Uno smalto rafforzato dai riconoscimenti in economia. La conclusione della legge finanziaria ha ricevuto il plauso delle autorità europee oltre che delle lobby industriali ed economiche internazionali. Il ministro Giorgetti, aiutato anche dall’offuscarsi della leadership di Salvini, è stato indicato come grande vincitore di questa tornata, incoronato come migliore titolare dell’economia di un Paese continentale. Anche in questo caso, il governo si è staccato dalla sua maggioranza, conducendo ogni negoziato sui singoli centri di interesse – la previdenza facilitata per la Lega o gli alleggerimenti fiscali per Forza Italia – con mano ferma, e imponendo un percorso rigoroso, o comunque senza illusioni di favori elettorali.
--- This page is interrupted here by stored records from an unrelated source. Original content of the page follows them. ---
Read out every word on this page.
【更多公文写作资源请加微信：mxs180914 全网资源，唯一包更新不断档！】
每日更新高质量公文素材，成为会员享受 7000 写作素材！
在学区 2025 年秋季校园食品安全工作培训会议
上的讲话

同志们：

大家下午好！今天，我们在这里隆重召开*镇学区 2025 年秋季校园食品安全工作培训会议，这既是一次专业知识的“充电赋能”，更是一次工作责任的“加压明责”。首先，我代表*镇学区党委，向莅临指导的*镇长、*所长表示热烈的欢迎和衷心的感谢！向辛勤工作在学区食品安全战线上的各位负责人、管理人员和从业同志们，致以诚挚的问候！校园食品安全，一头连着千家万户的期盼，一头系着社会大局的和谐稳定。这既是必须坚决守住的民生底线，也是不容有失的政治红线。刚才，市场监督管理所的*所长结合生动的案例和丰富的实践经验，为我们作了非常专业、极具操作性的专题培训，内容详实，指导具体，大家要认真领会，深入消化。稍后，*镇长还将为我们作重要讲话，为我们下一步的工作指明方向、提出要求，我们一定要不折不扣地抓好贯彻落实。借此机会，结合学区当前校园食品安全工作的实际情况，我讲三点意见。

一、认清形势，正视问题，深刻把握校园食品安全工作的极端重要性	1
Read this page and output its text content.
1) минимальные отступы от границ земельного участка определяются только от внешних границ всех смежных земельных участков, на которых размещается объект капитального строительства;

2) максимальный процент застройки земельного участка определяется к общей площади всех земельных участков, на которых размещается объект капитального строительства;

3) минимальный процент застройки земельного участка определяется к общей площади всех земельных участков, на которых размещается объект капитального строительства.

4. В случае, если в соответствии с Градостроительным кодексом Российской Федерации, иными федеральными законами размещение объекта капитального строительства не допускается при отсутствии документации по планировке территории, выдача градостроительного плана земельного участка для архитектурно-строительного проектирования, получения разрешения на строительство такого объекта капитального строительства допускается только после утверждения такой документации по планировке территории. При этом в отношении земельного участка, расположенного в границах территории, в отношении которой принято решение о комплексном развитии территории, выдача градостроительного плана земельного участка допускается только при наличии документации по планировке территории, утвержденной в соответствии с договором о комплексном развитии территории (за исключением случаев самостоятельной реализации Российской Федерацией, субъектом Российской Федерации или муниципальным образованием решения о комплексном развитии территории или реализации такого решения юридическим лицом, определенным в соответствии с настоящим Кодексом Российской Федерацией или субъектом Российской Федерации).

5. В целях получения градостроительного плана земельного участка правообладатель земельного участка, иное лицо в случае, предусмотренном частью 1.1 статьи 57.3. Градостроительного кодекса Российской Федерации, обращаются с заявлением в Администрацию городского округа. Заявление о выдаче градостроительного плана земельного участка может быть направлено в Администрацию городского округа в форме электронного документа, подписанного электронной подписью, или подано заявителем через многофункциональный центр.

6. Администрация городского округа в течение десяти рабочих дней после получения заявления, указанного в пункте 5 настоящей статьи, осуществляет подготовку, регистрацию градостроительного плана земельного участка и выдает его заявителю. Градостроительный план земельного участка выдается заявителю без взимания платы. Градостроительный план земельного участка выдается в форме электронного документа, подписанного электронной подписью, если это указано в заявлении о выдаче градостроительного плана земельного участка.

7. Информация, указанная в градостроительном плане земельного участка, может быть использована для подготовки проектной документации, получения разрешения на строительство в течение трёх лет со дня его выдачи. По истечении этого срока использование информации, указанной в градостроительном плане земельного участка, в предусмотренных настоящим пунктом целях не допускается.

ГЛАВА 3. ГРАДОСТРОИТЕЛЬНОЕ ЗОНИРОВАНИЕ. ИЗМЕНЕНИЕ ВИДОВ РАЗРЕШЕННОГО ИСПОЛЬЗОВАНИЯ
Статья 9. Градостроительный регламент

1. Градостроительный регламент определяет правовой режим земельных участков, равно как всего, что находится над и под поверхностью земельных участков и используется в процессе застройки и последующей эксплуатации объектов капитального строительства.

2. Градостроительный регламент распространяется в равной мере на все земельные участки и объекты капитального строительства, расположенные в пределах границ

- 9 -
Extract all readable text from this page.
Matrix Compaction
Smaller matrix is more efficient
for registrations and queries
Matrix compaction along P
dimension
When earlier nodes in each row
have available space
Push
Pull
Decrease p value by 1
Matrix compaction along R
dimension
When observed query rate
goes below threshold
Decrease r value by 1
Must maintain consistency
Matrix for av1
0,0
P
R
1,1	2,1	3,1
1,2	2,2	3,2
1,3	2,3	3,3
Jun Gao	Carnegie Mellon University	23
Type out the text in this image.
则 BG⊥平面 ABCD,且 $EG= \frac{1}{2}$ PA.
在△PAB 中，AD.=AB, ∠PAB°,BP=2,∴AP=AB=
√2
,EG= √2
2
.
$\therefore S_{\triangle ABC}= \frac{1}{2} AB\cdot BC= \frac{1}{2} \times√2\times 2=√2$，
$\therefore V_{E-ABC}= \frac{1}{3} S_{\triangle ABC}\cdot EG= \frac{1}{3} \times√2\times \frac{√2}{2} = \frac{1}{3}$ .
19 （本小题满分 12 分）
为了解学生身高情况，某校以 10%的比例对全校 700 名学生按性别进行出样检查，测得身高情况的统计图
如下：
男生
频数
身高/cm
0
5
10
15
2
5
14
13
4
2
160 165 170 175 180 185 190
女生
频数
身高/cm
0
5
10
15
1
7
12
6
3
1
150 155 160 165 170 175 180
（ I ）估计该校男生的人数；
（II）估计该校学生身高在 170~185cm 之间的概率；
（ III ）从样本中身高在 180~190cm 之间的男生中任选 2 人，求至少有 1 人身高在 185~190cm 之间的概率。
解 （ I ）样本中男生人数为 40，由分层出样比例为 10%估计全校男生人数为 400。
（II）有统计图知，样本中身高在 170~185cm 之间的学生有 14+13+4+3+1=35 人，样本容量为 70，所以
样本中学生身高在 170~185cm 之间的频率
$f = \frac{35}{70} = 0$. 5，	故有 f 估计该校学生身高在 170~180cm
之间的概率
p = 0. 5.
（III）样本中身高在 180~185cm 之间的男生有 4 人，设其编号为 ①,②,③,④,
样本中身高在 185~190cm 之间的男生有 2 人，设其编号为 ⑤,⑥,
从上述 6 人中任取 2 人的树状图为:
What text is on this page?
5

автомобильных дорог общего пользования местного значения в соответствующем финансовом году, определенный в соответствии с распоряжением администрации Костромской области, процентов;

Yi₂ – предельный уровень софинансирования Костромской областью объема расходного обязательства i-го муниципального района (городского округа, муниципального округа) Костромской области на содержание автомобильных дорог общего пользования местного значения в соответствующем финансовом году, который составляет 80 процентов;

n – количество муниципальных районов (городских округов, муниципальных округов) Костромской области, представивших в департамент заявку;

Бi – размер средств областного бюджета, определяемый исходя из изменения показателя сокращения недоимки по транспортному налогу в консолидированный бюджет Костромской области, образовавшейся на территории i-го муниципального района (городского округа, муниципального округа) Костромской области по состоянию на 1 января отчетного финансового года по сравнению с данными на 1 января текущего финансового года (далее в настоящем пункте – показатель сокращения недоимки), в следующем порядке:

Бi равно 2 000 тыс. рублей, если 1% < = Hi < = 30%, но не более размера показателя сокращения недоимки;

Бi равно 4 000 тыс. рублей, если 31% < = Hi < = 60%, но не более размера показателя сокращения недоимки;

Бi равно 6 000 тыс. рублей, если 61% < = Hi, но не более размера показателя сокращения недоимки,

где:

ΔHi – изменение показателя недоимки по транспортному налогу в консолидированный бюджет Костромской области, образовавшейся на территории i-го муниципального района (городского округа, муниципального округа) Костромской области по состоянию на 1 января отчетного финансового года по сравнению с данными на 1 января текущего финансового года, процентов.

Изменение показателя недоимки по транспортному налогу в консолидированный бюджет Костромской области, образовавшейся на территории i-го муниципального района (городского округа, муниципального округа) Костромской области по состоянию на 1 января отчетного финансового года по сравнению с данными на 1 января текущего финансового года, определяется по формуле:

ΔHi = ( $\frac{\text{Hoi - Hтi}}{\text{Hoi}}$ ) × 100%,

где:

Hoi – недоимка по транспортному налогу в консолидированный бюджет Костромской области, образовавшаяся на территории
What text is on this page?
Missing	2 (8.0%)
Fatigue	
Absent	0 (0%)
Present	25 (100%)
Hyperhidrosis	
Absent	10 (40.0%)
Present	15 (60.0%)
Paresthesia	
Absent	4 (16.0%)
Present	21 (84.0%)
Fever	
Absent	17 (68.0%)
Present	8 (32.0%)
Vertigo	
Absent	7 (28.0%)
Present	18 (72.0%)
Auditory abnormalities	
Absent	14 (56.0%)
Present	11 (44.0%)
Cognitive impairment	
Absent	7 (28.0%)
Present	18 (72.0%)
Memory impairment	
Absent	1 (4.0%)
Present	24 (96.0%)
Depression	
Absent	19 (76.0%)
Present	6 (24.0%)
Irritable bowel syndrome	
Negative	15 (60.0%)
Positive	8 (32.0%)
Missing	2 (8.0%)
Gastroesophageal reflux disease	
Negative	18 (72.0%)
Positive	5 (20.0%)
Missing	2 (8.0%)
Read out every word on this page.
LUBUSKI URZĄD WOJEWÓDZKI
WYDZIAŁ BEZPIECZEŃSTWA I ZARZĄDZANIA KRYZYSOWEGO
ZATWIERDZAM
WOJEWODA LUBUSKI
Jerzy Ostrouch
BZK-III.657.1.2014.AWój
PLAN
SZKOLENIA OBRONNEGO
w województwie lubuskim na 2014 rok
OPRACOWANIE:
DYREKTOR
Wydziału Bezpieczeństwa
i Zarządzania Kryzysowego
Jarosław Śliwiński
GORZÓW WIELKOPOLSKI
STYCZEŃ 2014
In questo quadro, la domanda con cui abbiamo aperto il nostro ragionamento diventa ancora più inesorabile: che fa la sinistra se la destra governa bene? Di più: che fa la sinistra se una destra estrema e autoritaria diventa civile e assennata? È un quesito che dovremmo forse abituarci a porci anche in altri Paesi europei. Ma ora è l’Italia il laboratorio di questa imprevedibile alchimia.
La risposta è forse meno arzigogolata di quanto potrebbe sembrare. Finalmente la sinistra potrebbe fare la sinistra e non quel papocchio fumoso e opportunista che si è ammantato del titolo di “partito della nazione”, che peraltro non è stato nemmeno foriero di grandi fortune, visto che da quando venne varato, al tempo della vocazione maggioritaria, i disastri non hanno mai avuto fine. La sinistra deve diventare parte di un campo che si allarga alle ali, si radicalizza e mette al suo centro non la convergenza moderata di un quieto vivere che si trincera nella routine amministrativa, ma la domanda di elettrici ed elettori di cambiamenti che aggancino il Paese al vorticoso salto permanente della storia.
Se la destra governa bene, la sinistra deve ritrovare le ragioni del proprio antagonismo, non della propria bravura a sputtanare i ministri della maggioranza. La sinistra non deve affidare all’arroganza di essere da decenni élite di un Paese diseguale, costruito dalla sinistra nelle irrimediabili diseguaglianze di stile, linguaggio e di opportunità. La sinistra non deve bearsi della propria istruzione, sapendo che proviene dal privilegio di essere classe agiata dei master, rispetto alla fatica delle lauree triennali. La sinistra deve gareggiare con una destra ambiziosa e tecnocratica, contestando i contenuti e le tipologie delle tecnologie, e non riprodurre con fare stupito e subalterno quella corsa alla speculazione, come avviene nei suoi convegni e meeting in cui si celebrano le start up più furbe ad acchiappare fondi pubblici.
Infine, la sinistra deve trovarsi un proprio popolo, un proprio radicamento sociale rassegnandosi al fatto che la politica, a differenza di quanto sostengono i suoi aedi di “Repubblica” (come Concita De Gregorio), non è abilità comunicativa, ma duro lavoro per la rappresentanza di ceti sociali che possano negoziare gli assetti economici del Paese.
Se Meloni si bea della sua facilità di incontro con un popolo in cui la rabbia per la povertà è diventata paura di un impoverimento per la concorrenza di chi è ancora più povero, allora la sinistra deve proporre un altro sogno, con la capacità di riprogrammare la magia del calcolo, adeguando la rete a un’ambizione di partecipazione di ogni cuoca che voglia governare lo Stato. La sinistra deve essere motore di un socialismo del reale, che oggi significa innovare l’innovazione e non esorcizzarla.